The Money and Ethics of Clinical Drug Trials
Posted on Fri, Apr 29, 2011 @ 11:33 AM
Because we are involved with and promote dozens of clinical drug trials at MidAmerica Neuroscience Institute each year, we felt it was important to state our position on these endeavors.
Clinical trials sponsored by the device and pharmaceutical industries can be “an extra source of income” in a climate where regulation is more and more the order of the day. If you listen to the radio or read the newspaper you will notice many ads recruiting patients for clinical drug trials. There is big money in these drug studies - and there is nothing wrong with that. It requires a great deal of money to safely bring a new drug to market. Recruiting patients and staffing the medical personnel to run these trials are just one of the many expenses.
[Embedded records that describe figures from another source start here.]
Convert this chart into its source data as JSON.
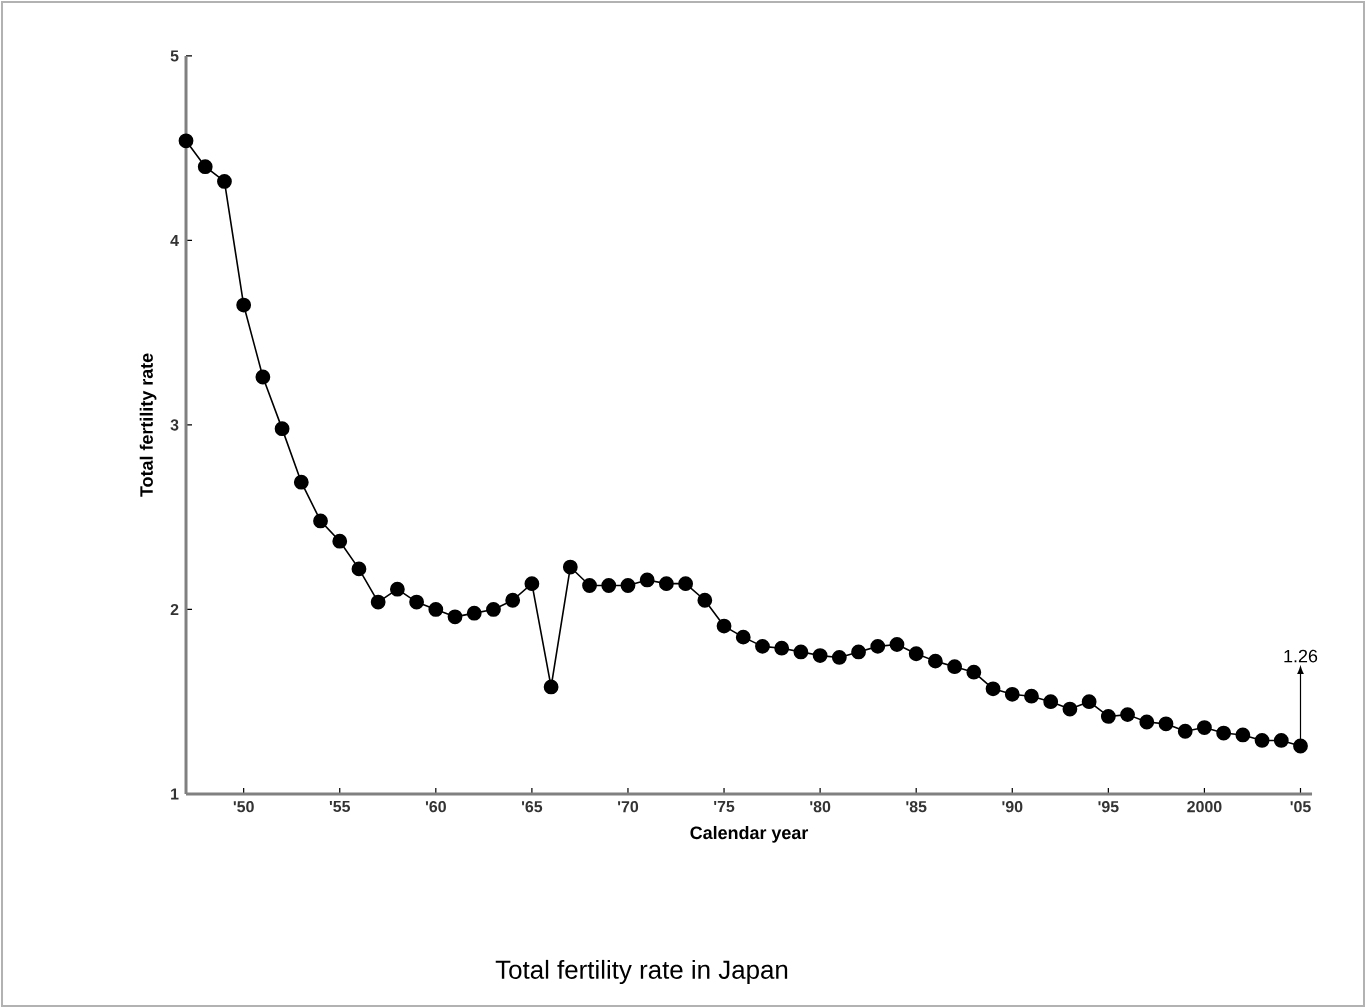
{
  "chart_data": {
    "type": "line",
    "title": "Total fertility rate in Japan",
    "xlabel": "Calendar year",
    "ylabel": "Total fertility rate",
    "x": [
      1947,
      1948,
      1949,
      1950,
      1951,
      1952,
      1953,
      1954,
      1955,
      1956,
      1957,
      1958,
      1959,
      1960,
      1961,
      1962,
      1963,
      1964,
      1965,
      1966,
      1967,
      1968,
      1969,
      1970,
      1971,
      1972,
      1973,
      1974,
      1975,
      1976,
      1977,
      1978,
      1979,
      1980,
      1981,
      1982,
      1983,
      1984,
      1985,
      1986,
      1987,
      1988,
      1989,
      1990,
      1991,
      1992,
      1993,
      1994,
      1995,
      1996,
      1997,
      1998,
      1999,
      2000,
      2001,
      2002,
      2003,
      2004,
      2005
    ],
    "series": [
      {
        "color": "#000000",
        "values": [
          4.54,
          4.4,
          4.32,
          3.65,
          3.26,
          2.98,
          2.69,
          2.48,
          2.37,
          2.22,
          2.04,
          2.11,
          2.04,
          2.0,
          1.96,
          1.98,
          2.0,
          2.05,
          2.14,
          1.58,
          2.23,
          2.13,
          2.13,
          2.13,
          2.16,
          2.14,
          2.14,
          2.05,
          1.91,
          1.85,
          1.8,
          1.79,
          1.77,
          1.75,
          1.74,
          1.77,
          1.8,
          1.81,
          1.76,
          1.72,
          1.69,
          1.66,
          1.57,
          1.54,
          1.53,
          1.5,
          1.46,
          1.5,
          1.42,
          1.43,
          1.39,
          1.38,
          1.34,
          1.36,
          1.33,
          1.32,
          1.29,
          1.29,
          1.26
        ]
      }
    ],
    "xlim": [
      1947,
      2005.6
    ],
    "ylim": [
      1,
      5
    ],
    "xticks": [
      {
        "value": 1950,
        "label": "'50"
      },
      {
        "value": 1955,
        "label": "'55"
      },
      {
        "value": 1960,
        "label": "'60"
      },
      {
        "value": 1965,
        "label": "'65"
      },
      {
        "value": 1970,
        "label": "'70"
      },
      {
        "value": 1975,
        "label": "'75"
      },
      {
        "value": 1980,
        "label": "'80"
      },
      {
        "value": 1985,
        "label": "'85"
      },
      {
        "value": 1990,
        "label": "'90"
      },
      {
        "value": 1995,
        "label": "'95"
      },
      {
        "value": 2000,
        "label": "2000"
      },
      {
        "value": 2005,
        "label": "'05"
      }
    ],
    "yticks": [
      1,
      2,
      3,
      4,
      5
    ],
    "annotations": [
      {
        "text": "1.26",
        "x": 2005,
        "y": 1.26
      }
    ],
    "marker": "circle",
    "line_style": "solid",
    "grid": false
  }
}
We at MidAmerica Neuroscience Institute became involved with
clinical trials over fifteen years ago. The physicians involved in patient selection and clinical trial acceptance don’t benefit from patient enrollment in the trials. Our purpose is to make cutting edge therapies, which were not yet approved (but look promising) available to our patients. All the compensation for these trials is in turn donated to a not-for-profit foundation doing basic research in the areas of interest to MidAmerica Neuroscience Institute, like Multiple Sclerosis, Sleep Disorders, Headache and Memory Loss. Thus, the ethical conflict of what ethicists call the “dual agency problem” (no person can serve two masters) is avoided, since enrollment of patients in clinical trials does not enhance the enrolling provider’s income.
Since those early days, clinical trials have become big business. Entire companies have been formed just for the purpose of carrying out clinical trials. Hospitals, always eager for another profit center, have jumped into the business. We at MidAmerica Neuroscience Institute, though, do things the way we did all those years ago. By directing all income from clinical trials into research, we help advance the knowledge and science of neurological diseases in ways that help our patients as well as the entire neurological community.
Maybe we’re just old fashioned, but we feel that just as important as avoiding the dual agency problem, we do it this way because it’s the right thing for our patients.